Picacho Peak


By: Bob Sumner


(Private Trip)

Eight not-so-eager peak seekers met Saturday morning at 8:00 AM: Dan Richter, Devra Wasserman, Jim Brown, Maria Giles, Barbara Cohen, Jim Raiford, Lisa Sandsness, and Bob Sumner. The adventures began the night before. First, Jim B and Maria encountered a deep sand stretch on the "excellent graded" Picacho Rd. They spent two hours digging out their low-slung 2WD by hand, and arrived at the trailhead exhausted at 3:00 AM.

Meanwhile, Jim R and Barbara were puzzling over the latest peak guide instructions. They ended up in an orchard at 1:00 AM where Jim's battery died. They pushed the car for two hours trying to reverse their route, while at the same time being sprayed by very low flying crop dusters. They gave up and slept until 5:45 AM. Daylight revealed that they were in the middle of a lettuce field.
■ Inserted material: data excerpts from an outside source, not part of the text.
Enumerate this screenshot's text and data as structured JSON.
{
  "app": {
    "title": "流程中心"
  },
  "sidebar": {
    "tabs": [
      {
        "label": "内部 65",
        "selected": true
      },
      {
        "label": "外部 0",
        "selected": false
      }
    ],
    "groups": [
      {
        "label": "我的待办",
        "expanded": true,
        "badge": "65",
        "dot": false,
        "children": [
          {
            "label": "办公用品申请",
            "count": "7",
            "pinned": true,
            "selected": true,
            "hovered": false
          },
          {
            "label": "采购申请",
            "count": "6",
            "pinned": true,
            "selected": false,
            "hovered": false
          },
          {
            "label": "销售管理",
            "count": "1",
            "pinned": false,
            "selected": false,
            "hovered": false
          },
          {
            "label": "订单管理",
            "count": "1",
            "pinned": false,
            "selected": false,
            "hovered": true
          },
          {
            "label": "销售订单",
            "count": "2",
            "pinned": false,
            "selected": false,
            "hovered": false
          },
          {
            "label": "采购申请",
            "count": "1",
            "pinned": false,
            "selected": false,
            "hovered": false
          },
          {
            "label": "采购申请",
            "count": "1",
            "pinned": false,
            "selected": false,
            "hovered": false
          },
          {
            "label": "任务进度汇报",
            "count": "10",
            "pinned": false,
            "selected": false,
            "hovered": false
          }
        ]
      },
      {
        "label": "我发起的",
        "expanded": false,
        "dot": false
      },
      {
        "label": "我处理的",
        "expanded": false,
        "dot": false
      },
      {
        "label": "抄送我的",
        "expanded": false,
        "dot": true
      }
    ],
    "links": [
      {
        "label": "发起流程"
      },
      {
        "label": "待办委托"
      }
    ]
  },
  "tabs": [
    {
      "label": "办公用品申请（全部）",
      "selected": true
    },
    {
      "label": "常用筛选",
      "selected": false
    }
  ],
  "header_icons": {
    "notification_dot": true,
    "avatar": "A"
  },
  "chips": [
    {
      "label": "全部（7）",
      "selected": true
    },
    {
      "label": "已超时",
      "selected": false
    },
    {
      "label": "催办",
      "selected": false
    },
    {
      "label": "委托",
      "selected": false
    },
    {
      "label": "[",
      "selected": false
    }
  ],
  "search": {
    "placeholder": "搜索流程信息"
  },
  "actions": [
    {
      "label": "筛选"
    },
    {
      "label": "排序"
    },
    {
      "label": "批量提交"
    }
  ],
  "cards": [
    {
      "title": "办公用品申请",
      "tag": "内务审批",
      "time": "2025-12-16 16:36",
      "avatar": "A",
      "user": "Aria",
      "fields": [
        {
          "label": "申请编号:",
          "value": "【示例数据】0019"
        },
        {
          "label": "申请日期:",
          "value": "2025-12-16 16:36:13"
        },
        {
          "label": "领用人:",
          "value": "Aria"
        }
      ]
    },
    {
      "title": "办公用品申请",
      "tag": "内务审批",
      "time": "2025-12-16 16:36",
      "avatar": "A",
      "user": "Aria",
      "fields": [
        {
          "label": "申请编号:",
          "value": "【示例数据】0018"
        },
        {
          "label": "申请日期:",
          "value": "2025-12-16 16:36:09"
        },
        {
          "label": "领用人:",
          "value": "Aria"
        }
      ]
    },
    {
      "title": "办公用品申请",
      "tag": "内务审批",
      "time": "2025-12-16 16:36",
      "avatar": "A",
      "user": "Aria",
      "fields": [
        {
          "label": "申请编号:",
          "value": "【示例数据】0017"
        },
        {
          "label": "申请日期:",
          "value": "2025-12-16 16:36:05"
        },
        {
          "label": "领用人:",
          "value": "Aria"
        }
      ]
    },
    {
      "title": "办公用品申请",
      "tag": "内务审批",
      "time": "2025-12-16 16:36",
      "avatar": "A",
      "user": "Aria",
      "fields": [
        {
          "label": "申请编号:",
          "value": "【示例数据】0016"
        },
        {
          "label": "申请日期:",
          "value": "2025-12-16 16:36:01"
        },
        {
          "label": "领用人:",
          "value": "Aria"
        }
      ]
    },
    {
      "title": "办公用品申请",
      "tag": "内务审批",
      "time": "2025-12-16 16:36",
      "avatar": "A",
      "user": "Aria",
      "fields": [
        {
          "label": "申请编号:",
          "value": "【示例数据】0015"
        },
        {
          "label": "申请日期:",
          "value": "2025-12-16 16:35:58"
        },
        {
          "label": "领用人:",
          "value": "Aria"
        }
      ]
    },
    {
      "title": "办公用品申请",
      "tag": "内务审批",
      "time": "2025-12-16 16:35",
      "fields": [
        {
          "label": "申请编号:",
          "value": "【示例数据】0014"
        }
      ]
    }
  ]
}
While walking to some nearby houses to get help, a good samaritan came by, drove them back to the car, and jump-started it. They joined the group right on time.

The mosquito-infested trailhead motivated us to get going by 8:45 AM. However, Jim R decided to get his car out while he could. So the remaining seven of us hiked across a very warm desert floor (95+), up the semi-shady wash, and on up to the saddle west of the peak. Multitudes of orange butterflies and blooming ocotillos were enjoyed enroute.

The scramble up the chute went without incident, and soon we were at the notch. Here we donned harnesses and quickly proceeded to the first ladder. All took a belay on this flimsy but welcome aid. We set up a fixed line at the jump-across, and continued up to the second flimsy ladder, which we also belayed. The short exposed pitch to the false summit was easily mounted by all. Here we found a toilet containing a register. Some of us perched atop this porcelain throne and were photographed for posterity. The now summit-hungry group quickly rappelled off the false summit and scrambled up to the real one. We signed in and had a snack but didn't stay long: no shade here. We prussiked back up to the false summit, belayed the down climb, and rappelled past the ladders. Shouts of joy echoed off the walls as we returned to the notch.

The shady north wall had provided welcome relief from the sun, but we warmed up again descending the chute. Here we had an unfortunate mishap. About 150 feet above the bottom of the chute, Devra stepped on a loose 2' by 3' boulder. Legs and boulder tangled, fell, and slid toward an 80' drop-off. They stopped, but the boulder landed hard on Devra's knee. Lisa quickly lifted it up so Devra could get out. No broken bones were detected, and she was able to walk out under her own power, albeit painfully.

The sun slid behind the peak as the heat-baked group hiked out. Everyone devoured cold drinks upon returning to the cars. The sand-strewn road didn't slow us as we now had a new objective: The Sizzler in Yuma. Our bellies quickly filled as we pondered the plan for the next day.

Sunday, Jim B, Maria, and Barbara opted for Indianhead, which they conquered in the now familiar 95+ heat. Dan, Lisa, and Bob hiked the cooler climes of Cuyamaca and Stonewall Pks, while Devra rested her swollen purple knee. Later examination revealed it to be a very badly bruised knee: no permanent damage. A memorable weekend that we won't soon forget.